Poor MATLAB Performance on Threadripper 5995WX System (Win10)

Reporting some initial tests:

The MJS profile enabled via the Admin center was worth an improvement of anywhere from 25-35% depending on the run. Then I enabled CorePrio and its NUMA Dissociater, and that got me another 20% improvement. So far so good, but still nowhere close to where this system should be performing. The benchmarks I’m running should ideally take around 2 hours, but are taking nearly 10-12 hours even after the improvements I outlined. Sorry about being vague, but the code I am running is proprietary and I can’t share much detail into what it actually does or share any files from it. @alpha754293, my code uses some functions that are not compatible with the “Threads” environment, so I am on the “Processes” one currently.

One interesting thing that I noted is that this performance degradation becomes worse with longer tests.

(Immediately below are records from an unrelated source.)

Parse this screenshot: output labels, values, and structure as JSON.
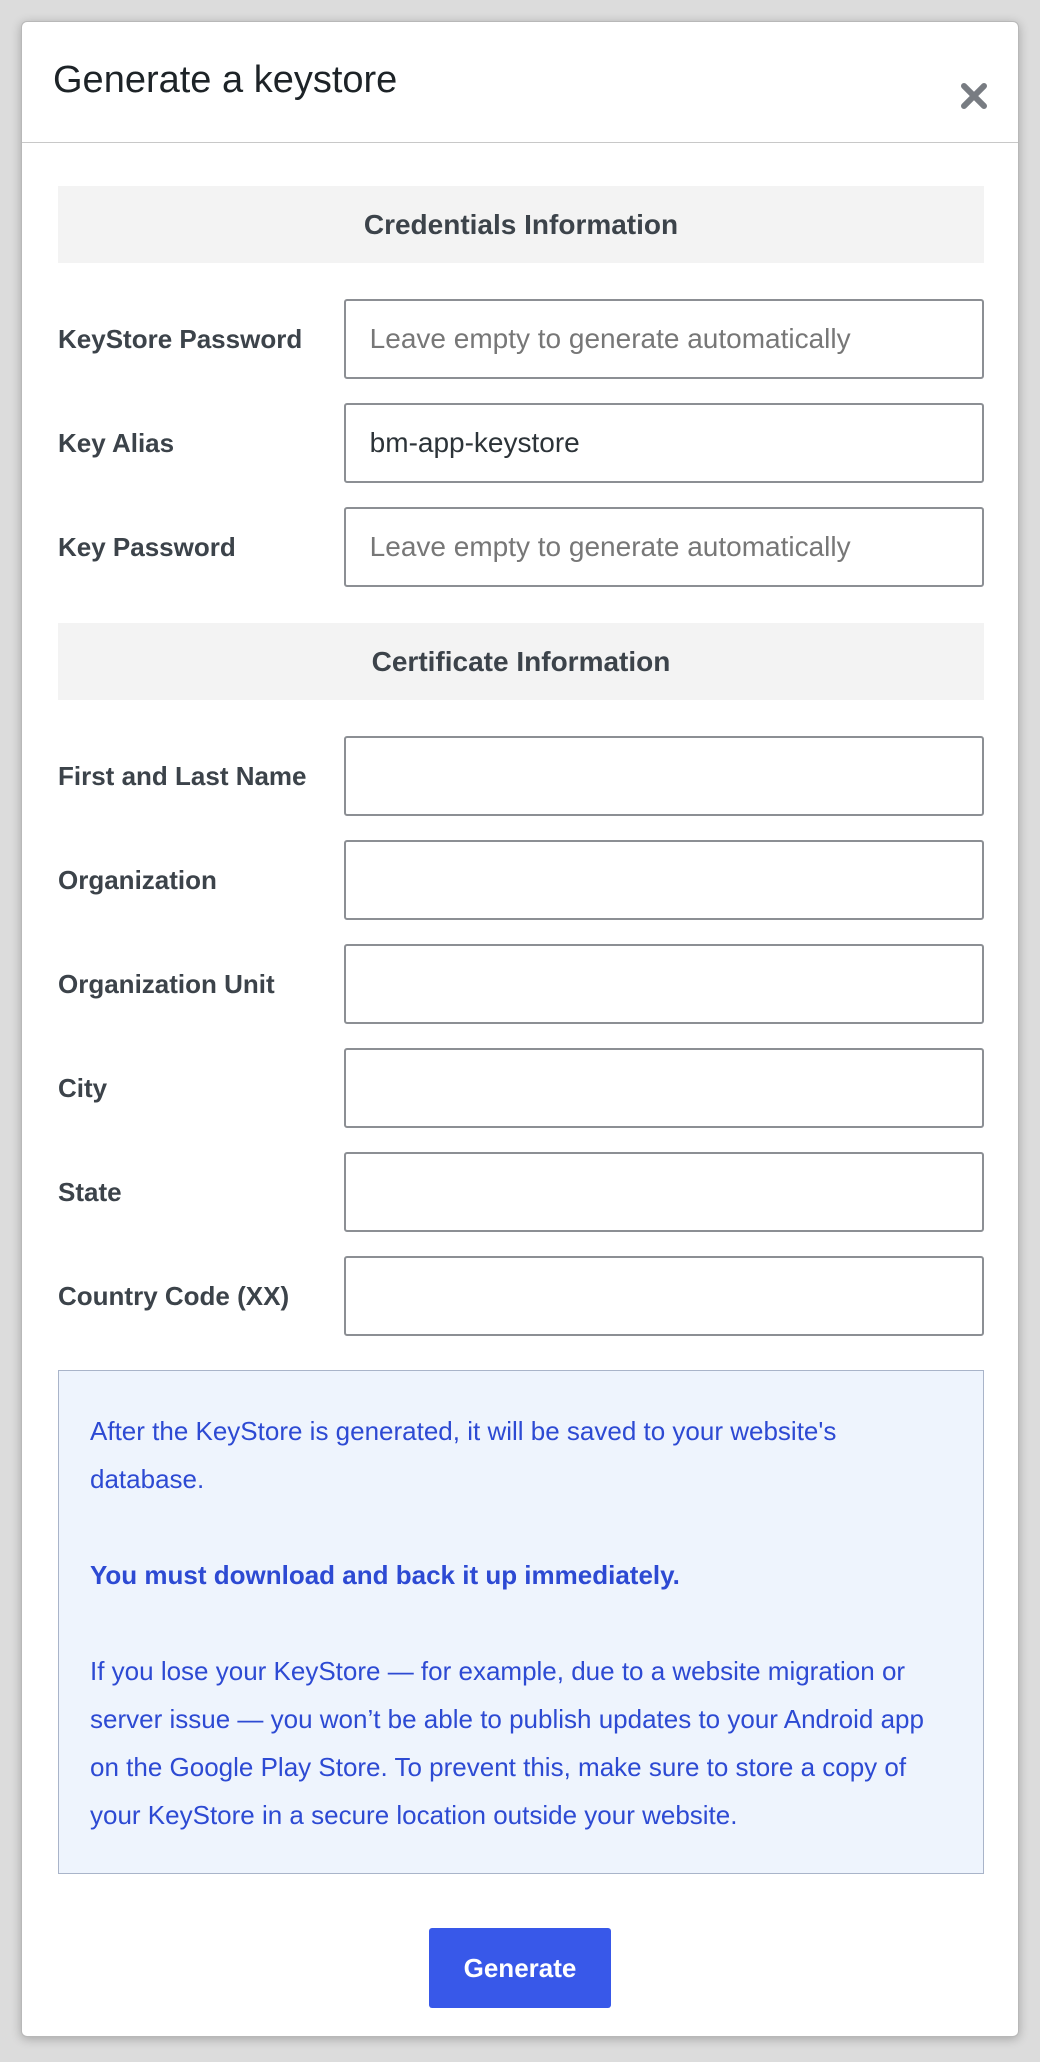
{
  "modal": {
    "title": "Generate a keystore",
    "close_icon": "close-icon"
  },
  "credentials": {
    "heading": "Credentials Information",
    "fields": [
      {
        "label": "KeyStore Password",
        "value": "",
        "placeholder": "Leave empty to generate automatically"
      },
      {
        "label": "Key Alias",
        "value": "bm-app-keystore",
        "placeholder": ""
      },
      {
        "label": "Key Password",
        "value": "",
        "placeholder": "Leave empty to generate automatically"
      }
    ]
  },
  "certificate": {
    "heading": "Certificate Information",
    "fields": [
      {
        "label": "First and Last Name",
        "value": ""
      },
      {
        "label": "Organization",
        "value": ""
      },
      {
        "label": "Organization Unit",
        "value": ""
      },
      {
        "label": "City",
        "value": ""
      },
      {
        "label": "State",
        "value": ""
      },
      {
        "label": "Country Code (XX)",
        "value": ""
      }
    ]
  },
  "notice": {
    "paragraph1": "After the KeyStore is generated, it will be saved to your website's database.",
    "paragraph2": "You must download and back it up immediately.",
    "paragraph3": "If you lose your KeyStore — for example, due to a website migration or server issue — you won’t be able to publish updates to your Android app on the Google Play Store. To prevent this, make sure to store a copy of your KeyStore in a secure location outside your website."
  },
  "footer": {
    "generate_label": "Generate"
  },
  "colors": {
    "accent": "#3858e9",
    "notice_text": "#2d4ad3",
    "notice_bg": "#eef4fd"
  }
}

I can see some pretty good performance at the beginning of the optimization run, but performance starts degrading severely around an hour into the test. HWinfo64 reports CPU temperatures are fine (maxing out at around 71-72C), but I read this thread ([SOLVED] 5995wx on ASUS WRX80E-SAGE with 1TB memory installed goes into an infinite Q-Code loop - #73 by wendell) and I’m kind of getting suspicious that it could be the memory starting to get too hot and degrading performance. Unfortunately, I don’t think the Precision 7865 is setup to sense DIMM temperatures as I am not seeing any of that information on HWinfo64 or Hardware Monitor. I am not sure how well the info from the other thread would correlate since I am running just 8x32 GB and can’t see the DIMM temperatures via software.

Basically, the performance breakdown across different runs of my optimization code is kind of looking like this:

1000 generation optimization - 400 - 450 seconds
5000 generation optimization - 2k - 3k seconds
10000 generation optimization - 40k - 60k seconds (!!)

If there was no throttling anywhere, the time taken for completion should be linearly proportional to the number of generations. The “ideal” number to hit for the 10000 generation optimization should be around 4500 seconds or less. Funny thing is, with the fixes via the Admin Center and CorePrio, the CPU usage does consistently hit 100% and stay there as expected, which is why I am suspecting the memory throttling now.

Any thoughts?